Kurz bevor es losging, mußte die Mutter eines Vierjährigen allerdings gegen die Traurigkeit ankämpfen, nachdem sie mit ihrer Familie in Süddeutschland telefoniert hatte. „Es kommt halt doch viel hoch zu Weihnachten“, schildert sie. Auch viele andere Frauen hätten geweint.

Ganz schlimm ist es Sylvester, weil da viel getrunken wird

Direkt am Heiligabend seien in diesem Jahr keine neuen Frauen gekommen, berichtet Mitarbeiterin Marion Klußmann, „aber zwei, drei Tage vorher hat es in vielen Familien geknallt“. Weil in der Zeit um das „Fest der Liebe“ herum oft besonders viele Frauen vor ihrem gewalttätigen Ehemann flüchten, müssen die Hamburger Frauenhäuser regelmäßig ihre Notaufnahme verstärken. „Ganz schlimm ist es immer nach Sylvester“, weiß Marion Klußmann, „weil da viel getrunken wird.“ Dann kommen auch oft jene Frauen, die die Feiertage vor den Verwandten noch „durchhalten“ wollten, ergänzt Bahar Arican, Mitarbeiterin im ersten Hamburger Frauenhaus.

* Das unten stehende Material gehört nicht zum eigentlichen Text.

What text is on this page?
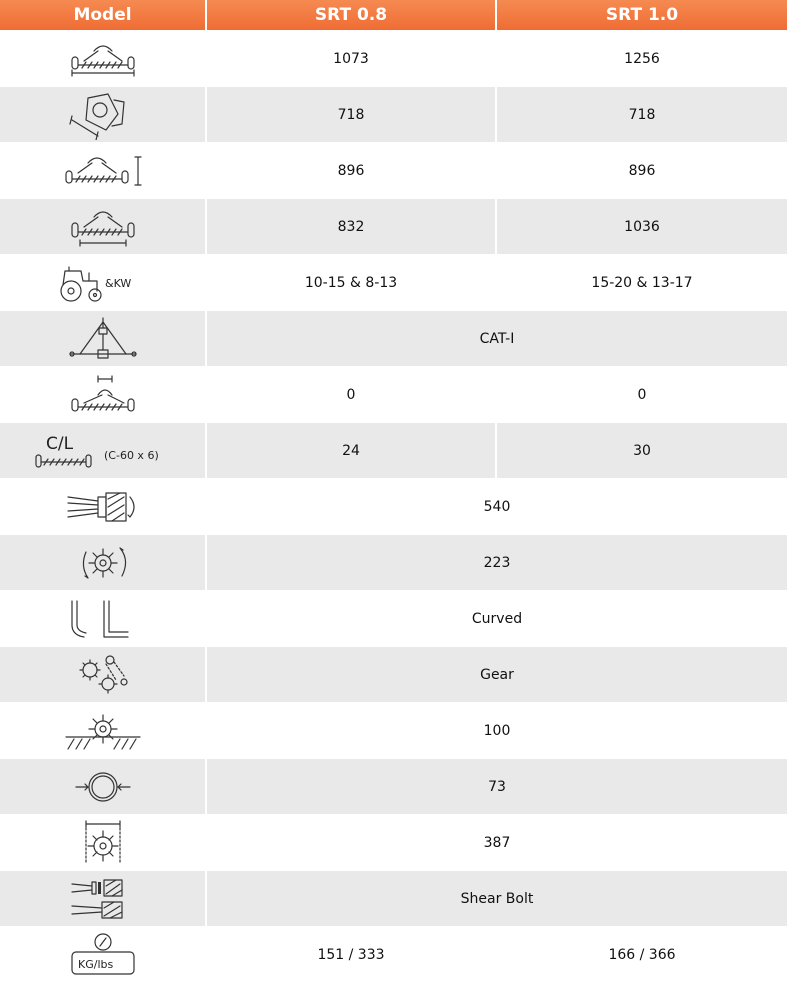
Model	SRT 0.8	SRT 1.0

	1073	1256

	718	718

	896	896

	832	1036

&KW	10-15 & 8-13	15-20 & 13-17

	CAT-I	

	0	0

C/L
(C-60 x 6)	24	30

	540	

	223	

	Curved	

	Gear	

	100	

	73	

	387	

	Shear Bolt	

KG/lbs	151 / 333	166 / 366
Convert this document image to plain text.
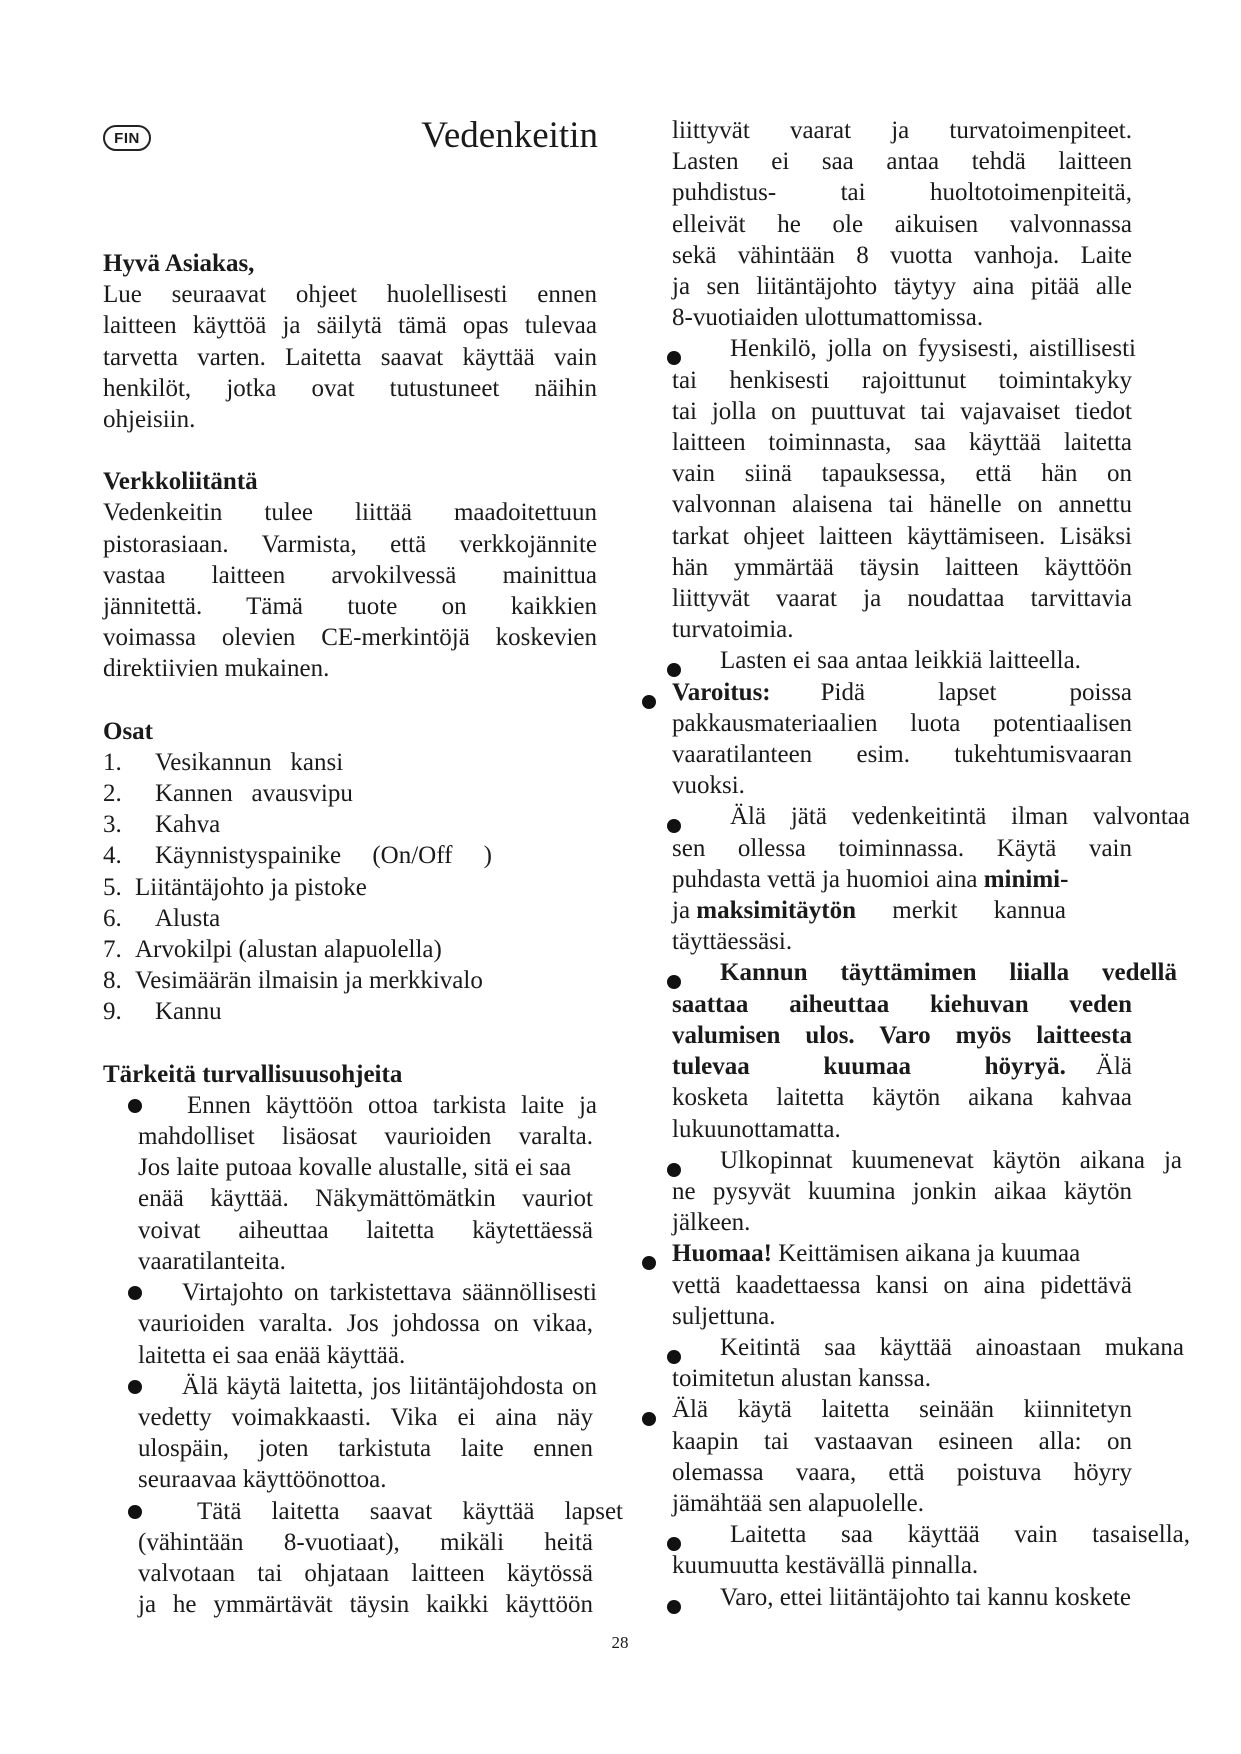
FIN	Vedenkeitin

Hyvä Asiakas,

Lue seuraavat ohjeet huolellisesti ennen

laitteen käyttöä ja säilytä tämä opas tulevaa

tarvetta varten. Laitetta saavat käyttää vain

henkilöt, jotka ovat tutustuneet näihin

ohjeisiin.

Verkkoliitäntä

Vedenkeitin tulee liittää maadoitettuun

pistorasiaan. Varmista, että verkkojännite

vastaa laitteen arvokilvessä mainittua

jännitettä. Tämä tuote on kaikkien

voimassa olevien CE-merkintöjä koskevien

direktiivien mukainen.

Osat

1.	Vesikannun   kansi
2.	Kannen   avausvipu
3.	Kahva
4.	Käynnistyspainike     (On/Off     )
5. Liitäntäjohto ja pistoke
6.	Alusta
7. Arvokilpi (alustan alapuolella)
8. Vesimäärän ilmaisin ja merkkivalo
9.	Kannu

Tärkeitä turvallisuusohjeita

Ennen käyttöön ottoa tarkista laite ja

mahdolliset lisäosat vaurioiden varalta.

Jos laite putoaa kovalle alustalle, sitä ei saa

enää käyttää. Näkymättömätkin vauriot

voivat aiheuttaa laitetta käytettäessä

vaaratilanteita.

Virtajohto on tarkistettava säännöllisesti

vaurioiden varalta. Jos johdossa on vikaa,

laitetta ei saa enää käyttää.

Älä käytä laitetta, jos liitäntäjohdosta on

vedetty voimakkaasti. Vika ei aina näy

ulospäin, joten tarkistuta laite ennen

seuraavaa käyttöönottoa.

Tätä laitetta saavat käyttää lapset

(vähintään 8-vuotiaat), mikäli heitä

valvotaan tai ohjataan laitteen käytössä

ja he ymmärtävät täysin kaikki käyttöön

liittyvät vaarat ja turvatoimenpiteet.

Lasten ei saa antaa tehdä laitteen

puhdistus- tai huoltotoimenpiteitä,

elleivät he ole aikuisen valvonnassa

sekä vähintään 8 vuotta vanhoja. Laite

ja sen liitäntäjohto täytyy aina pitää alle

8-vuotiaiden ulottumattomissa.

Henkilö, jolla on fyysisesti, aistillisesti

tai henkisesti rajoittunut toimintakyky

tai jolla on puuttuvat tai vajavaiset tiedot

laitteen toiminnasta, saa käyttää laitetta

vain siinä tapauksessa, että hän on

valvonnan alaisena tai hänelle on annettu

tarkat ohjeet laitteen käyttämiseen. Lisäksi

hän ymmärtää täysin laitteen käyttöön

liittyvät vaarat ja noudattaa tarvittavia

turvatoimia.

Lasten ei saa antaa leikkiä laitteella.

Varoitus: Pidä lapset poissa

pakkausmateriaalien luota potentiaalisen

vaaratilanteen esim. tukehtumisvaaran

vuoksi.

Älä jätä vedenkeitintä ilman valvontaa

sen ollessa toiminnassa. Käytä vain

puhdasta vettä ja huomioi aina minimi-

ja maksimitäytön merkit kannua

täyttäessäsi.

Kannun täyttämimen liialla vedellä

saattaa aiheuttaa kiehuvan veden

valumisen ulos. Varo myös laitteesta

tulevaa kuumaa höyryä. Älä

kosketa laitetta käytön aikana kahvaa

lukuunottamatta.

Ulkopinnat kuumenevat käytön aikana ja

ne pysyvät kuumina jonkin aikaa käytön

jälkeen.

Huomaa! Keittämisen aikana ja kuumaa

vettä kaadettaessa kansi on aina pidettävä

suljettuna.

Keitintä saa käyttää ainoastaan mukana

toimitetun alustan kanssa.

Älä käytä laitetta seinään kiinnitetyn

kaapin tai vastaavan esineen alla: on

olemassa vaara, että poistuva höyry

jämähtää sen alapuolelle.

Laitetta saa käyttää vain tasaisella,

kuumuutta kestävällä pinnalla.

Varo, ettei liitäntäjohto tai kannu koskete

28
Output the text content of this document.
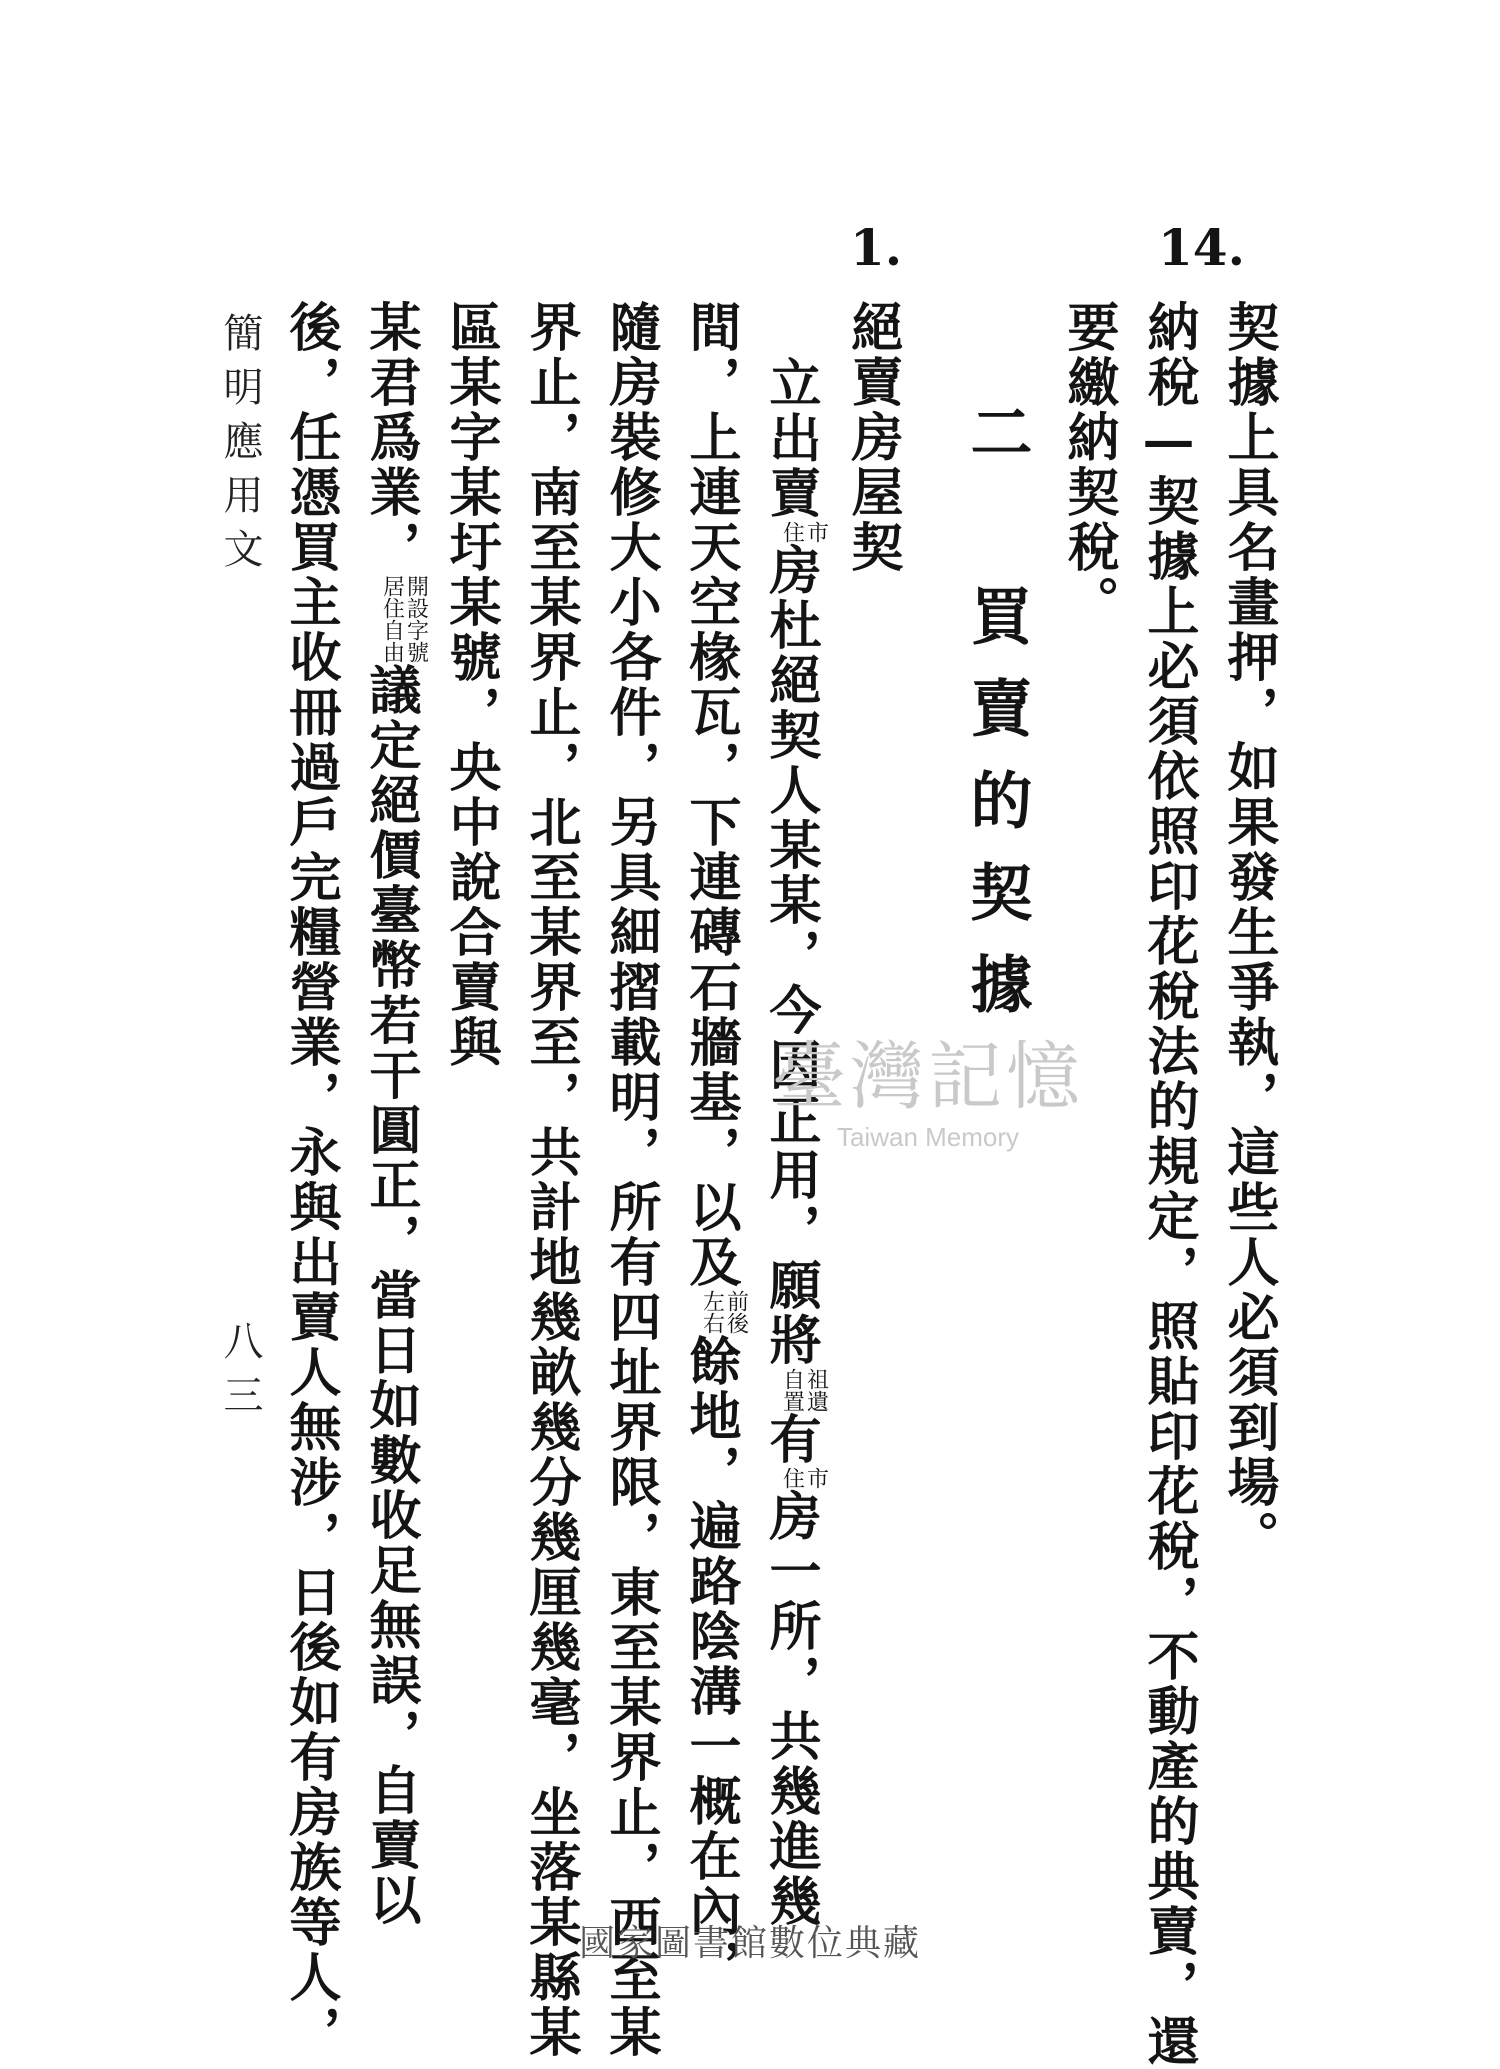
14.
契據上具名畫押，如果發生爭執，這些人必須到場。
納稅—契據上必須依照印花稅法的規定，照貼印花稅，不動產的典賣，還
要繳納契稅。
二　買賣的契據
1.
絕賣房屋契
立出賣
市
住
房杜絕契人某某，今因正用，願將
祖遺
自置
有
市
住
房一所，共幾進幾
間，上連天空椽瓦，下連磚石牆基，以及
前後
左右
餘地，遍路陰溝一概在內，
隨房裝修大小各件，另具細摺載明，所有四址界限，東至某界止，西至某
界止，南至某界止，北至某界至，共計地幾畝幾分幾厘幾毫，坐落某縣某
區某字某圩某號，央中說合賣與
某君爲業，
開設字號
居住自由
議定絕價臺幣若干圓正，當日如數收足無誤，自賣以
後，任憑買主收冊過戶完糧營業，永與出賣人無涉，日後如有房族等人，
簡明應用文
八三
臺灣記憶
Taiwan Memory
國家圖書館數位典藏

Annett Wolfgang wollte schon lange vor Weihnachten nicht mehr „durchhalten“. Als ihr Mann sie zum wiederholten Mal so schwer mißhandelte, daß sie im Krankenhaus behandelt werden mußte, zog sie von dort direkt ins Frauenhaus. „Mein Mann wußte gar nicht, daß es sowas gibt“, erzählt sie. Zuerst habe sie sich im Haus sehr hilflos gefühlt. „Aber ich habe mir gesagt: Wenn du diesen Schritt gewagt hast, kannst du auch noch weiter.“ Nach vierzehn Monaten im Frauenhaus hat sie es geschafft: Sie hat den „Behördenkram“ geregelt, einen Kindergartenplatz für ihren Sohn organisiert, eine eigene Wohnung gefunden und ganz allein renoviert, in die sie im Januar einzieht. Für 1999 wünscht sie sich nur noch einen festen Job.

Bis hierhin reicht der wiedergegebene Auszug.